Towards the end of 2004 the Ministerial Council on Consumer Affairs (CCA) published a discussion paper proposing a uniform national regulatory scheme for finance and mortgage brokers in Australia. This update summarizes the paper's recommendations.
Notwithstanding the relatively significant size of the broking industry in Australia – a 2003 survey estimated that the industry generated A$630 million in that year alone – there is no national scheme for the regulation of brokers. Therefore, the broking industry is currently subject to varying degrees of regulation at the state and territory level.
As a consequence of unprecedented growth in the broking industry and increasing levels of consumer detriment, consumer advocates and the industry called for the federal government to consider regulating the broking industry at a national level. The CCA was charged with devising a regulatory scheme covering entry requirements, standards of conduct and dispute resolution within the broking industry. The scheme was intended to achieve the following objectives in order to remedy concerns about the industry:
- giving consumers the opportunity to choose a finance broker who is competent and will act in their best interests;
- providing consumers with sufficient information to choose a suitable broker;
- requiring brokers to demonstrate that their recommendations are appropriate to the consumer's circumstances and the best available;
- providing consumers with effective remedies against brokers who do not act fairly or competently, thereby providing consumers with the means to influence brokers' behaviour; and
- excluding fraudulent brokers from the marketplace.
The paper defines a 'mortgage or finance broker' as:
"a person who acts, or purports to act, as an intermediary to negotiate or obtain credit for a person (other than the intermediary's employer, or a principal who is not the client of the intermediary) in return for a commission or financial benefit, whether payable to the intermediary by the person, the credit provider or any other person or body."
Scope of the scheme
The paper proposes that the scheme cover all credit transactions except where the applicant is a business entity and:
- the credit sought is more than A$2 million;
- the business employs more than 100 people if it is a manufacturing business; or
- the business employs more than 20 people if it is not a manufacturing business.
The following are the main features of the proposed national regulatory scheme:
- All brokers must be licensed in order to operate. The licensing process would involve a 'fit and proper person' test involving various solvency and criminal probity checks.

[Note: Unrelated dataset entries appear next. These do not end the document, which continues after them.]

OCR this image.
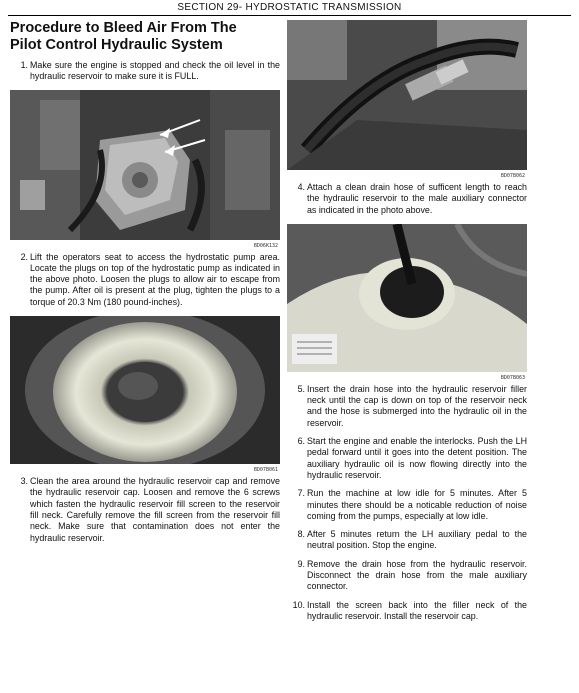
SECTION 29- HYDROSTATIC TRANSMISSION
Procedure to Bleed Air From The
Pilot Control Hydraulic System
1. Make sure the engine is stopped and check the oil level in the hydraulic reservoir to make sure it is FULL.
BD06K132
2. Lift the operators seat to access the hydrostatic pump area. Locate the plugs on top of the hydrostatic pump as indicated in the above photo. Loosen the plugs to allow air to escape from the pump. After oil is present at the plug, tighten the plugs to a torque of 20.3 Nm (180 pound-inches).
BD07B061
3. Clean the area around the hydraulic reservoir cap and remove the hydraulic reservoir cap. Loosen and remove the 6 screws which fasten the hydraulic reservoir fill screen to the reservoir fill neck. Carefully remove the fill screen from the reservoir fill neck. Make sure that contamination does not enter the hydraulic reservoir.
BD07B062
4. Attach a clean drain hose of sufficent length to reach the hydraulic reservoir to the male auxiliary connector as indicated in the photo above.
BD07B063
5. Insert the drain hose into the hydraulic reservoir filler neck until the cap is down on top of the reservoir neck and the hose is submerged into the hydraulic oil in the reservoir.
6. Start the engine and enable the interlocks. Push the LH pedal forward until it goes into the detent position. The auxiliary hydraulic oil is now flowing directly into the hydraulic reservoir.
7. Run the machine at low idle for 5 minutes. After 5 minutes there should be a noticable reduction of noise coming from the pumps, especially at low idle.
8. After 5 minutes return the LH auxiliary pedal to the neutral position. Stop the engine.
9. Remove the drain hose from the hydraulic reservoir. Disconnect the drain hose from the male auxiliary connector.
10. Install the screen back into the filler neck of the hydraulic reservoir. Install the reservoir cap.
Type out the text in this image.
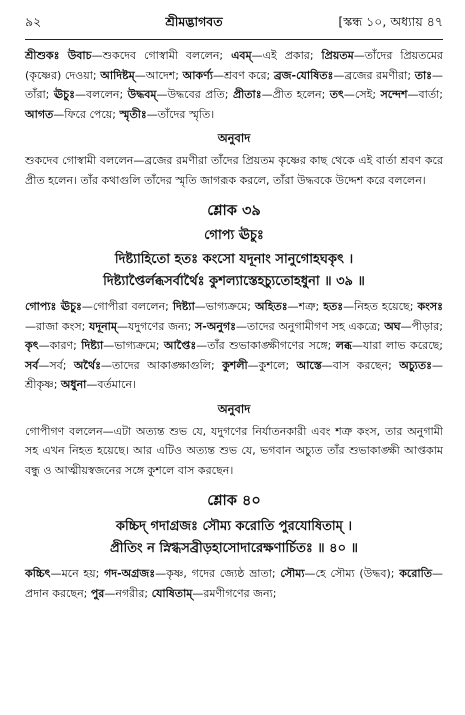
৯২	শ্রীমদ্ভাগবত	[স্কন্ধ ১০, অধ্যায় ৪৭

শ্রীশুকঃ উবাচ—শুকদেব গোস্বামী বললেন; এবম্—এই প্রকার; প্রিয়তম—তাঁদের প্রিয়তমের (কৃষ্ণের) দেওয়া; আদিষ্টম্—আদেশ; আকর্ণ্য—শ্রবণ করে; ব্রজ-যোষিতঃ—ব্রজের রমণীরা; তাঃ—তাঁরা; ঊচুঃ—বললেন; উদ্ধবম্—উদ্ধবের প্রতি; প্রীতাঃ—প্রীত হলেন; তৎ—সেই; সন্দেশ—বার্তা; আগত—ফিরে পেয়ে; স্মৃতীঃ—তাঁদের স্মৃতি।

অনুবাদ

শুকদেব গোস্বামী বললেন—ব্রজের রমণীরা তাঁদের প্রিয়তম কৃষ্ণের কাছ থেকে এই বার্তা শ্রবণ করে প্রীত হলেন। তাঁর কথাগুলি তাঁদের স্মৃতি জাগরূক করলে, তাঁরা উদ্ধবকে উদ্দেশ করে বললেন।

শ্লোক ৩৯
গোপ্য ঊচুঃ

দিষ্ট্যাহিতো হতঃ কংসো যদূনাং সানুগোহঘকৃৎ ।

দিষ্ট্যাপ্তৈর্লব্ধসর্বার্থৈঃ কুশল্যাস্তেহচ্যুতোহধুনা ॥ ৩৯ ॥

গোপ্যঃ ঊচুঃ—গোপীরা বললেন; দিষ্ট্যা—ভাগ্যক্রমে; অহিতঃ—শত্রু; হতঃ—নিহত হয়েছে; কংসঃ—রাজা কংস; যদূনাম্—যদুগণের জন্য; স-অনুগঃ—তাদের অনুগামীগণ সহ একত্রে; অঘ—পীড়ার; কৃৎ—কারণ; দিষ্ট্যা—ভাগ্যক্রমে; আপ্তৈঃ—তাঁর শুভাকাঙ্ক্ষীগণের সঙ্গে; লব্ধ—যারা লাভ করেছে; সর্ব—সর্ব; অর্থৈঃ—তাদের আকাঙ্ক্ষাগুলি; কুশলী—কুশলে; আস্তে—বাস করছেন; অচ্যুতঃ—শ্রীকৃষ্ণ; অধুনা—বর্তমানে।

অনুবাদ

গোপীগণ বললেন—এটা অত্যন্ত শুভ যে, যদুগণের নির্যাতনকারী এবং শত্রু কংস, তার অনুগামী সহ এখন নিহত হয়েছে। আর এটিও অত্যন্ত শুভ যে, ভগবান অচ্যুত তাঁর শুভাকাঙ্ক্ষী আপ্তকাম বন্ধু ও আত্মীয়স্বজনের সঙ্গে কুশলে বাস করছেন।

শ্লোক ৪০

কচ্চিদ্ গদাগ্রজঃ সৌম্য করোতি পুরযোষিতাম্ ।

প্রীতিং ন স্নিগ্ধসব্রীড়হাসোদারেক্ষণার্চিতঃ ॥ ৪০ ॥

কচ্চিৎ—মনে হয়; গদ-অগ্রজঃ—কৃষ্ণ, গদের জ্যেষ্ঠ ভ্রাতা; সৌম্য—হে সৌম্য (উদ্ধব); করোতি—প্রদান করছেন; পুর—নগরীর; যোষিতাম্—রমণীগণের জন্য;
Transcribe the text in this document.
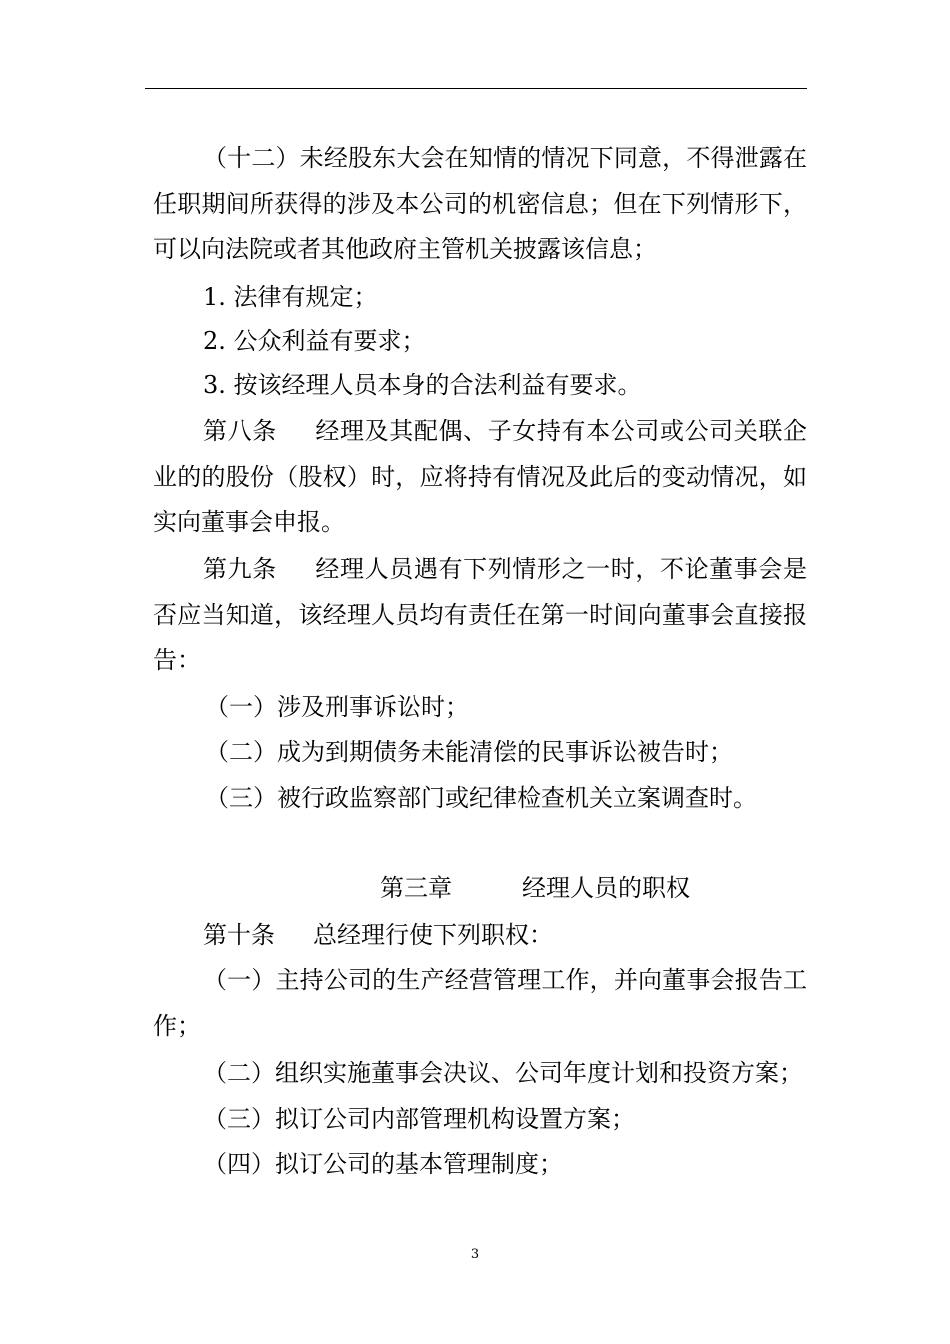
（十二）未经股东大会在知情的情况下同意，不得泄露在任职期间所获得的涉及本公司的机密信息；但在下列情形下，可以向法院或者其他政府主管机关披露该信息；

1. 法律有规定；

2. 公众利益有要求；

3. 按该经理人员本身的合法利益有要求。

第八条 经理及其配偶、子女持有本公司或公司关联企业的的股份（股权）时，应将持有情况及此后的变动情况，如实向董事会申报。

第九条 经理人员遇有下列情形之一时，不论董事会是否应当知道，该经理人员均有责任在第一时间向董事会直接报告：

（一）涉及刑事诉讼时；

（二）成为到期债务未能清偿的民事诉讼被告时；

（三）被行政监察部门或纪律检查机关立案调查时。

第三章	经理人员的职权

第十条 总经理行使下列职权：

（一）主持公司的生产经营管理工作，并向董事会报告工作；

（二）组织实施董事会决议、公司年度计划和投资方案；

（三）拟订公司内部管理机构设置方案；

（四）拟订公司的基本管理制度；

3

- Practising brokers would undergo ongoing training to meet minimum competency standards. The requirement would operate in a similar manner to the current Australian Securities and Investments Commission (ASIC) scheme for the provision of financial services advice.
- Brokers would enter into written contracts with a client before acting on the client's behalf. This written contract would contain details of the client's credit requirements and the broker's access to credit providers. The disclosure requirements would extend to commission arrangements between the broker and credit providers.
- Upon recommending a product, a broker must provide the consumer with a statement of reasons for recommending that product. The reasons must address why the recommended product is the most appropriate for the consumer's circumstances.
- A broker must have a reasonable basis for recommending a particular financial product to a customer.
- A broker must be a member of an ASIC-approved alternative dispute resolution scheme. This requirement is designed to utilize ASIC's well-established standards for alternative dispute resolution schemes in the financial sector.
- A broker must hold a certain level of professional indemnity insurance.
- There will be criminal offences and civil remedies for breaches of legislative requirements. The civil remedies would allow consumers to seek compensation where they have suffered detriment. Such remedies would also address the issue of excessive fees or commissions charged by brokers.
Although the proposed scheme falls short of establishing agency connections between brokers and credit providers, the paper proposes that where both a broker and a credit provider are involved in any unfair conduct there should be an opportunity for the parties to be joined in the proceedings or for one party to be able to claim compensation from the other. The paper specifically notes that, except in limited circumstances, the credit contract itself would not be affected.
The CCA has received responses to the paper from key industry organizations. The two largest mortgage and finance broking industry associations, the Mortgage Industry Association of Australia and the Finance Brokers Association of Australia, both issued preliminary responses ostensibly supporting the concept of the national scheme outlined in the paper. However, the Mortgage Industry Association did raise minor concerns about the burden imposed by licensing fees on small mortgage broking businesses, while the Finance Brokers Association, in its response to the paper, highlighted the impact of the broking contract requirement on lease and chattel brokers as an area of concern due to the short timeframe in which such transactions occur.
The CCA plans to review all submissions before it releases a supplementary paper later this year.
The content of this article is intended to provide a general guide to the subject matter. Specialist advice should be sought about your specific circumstances.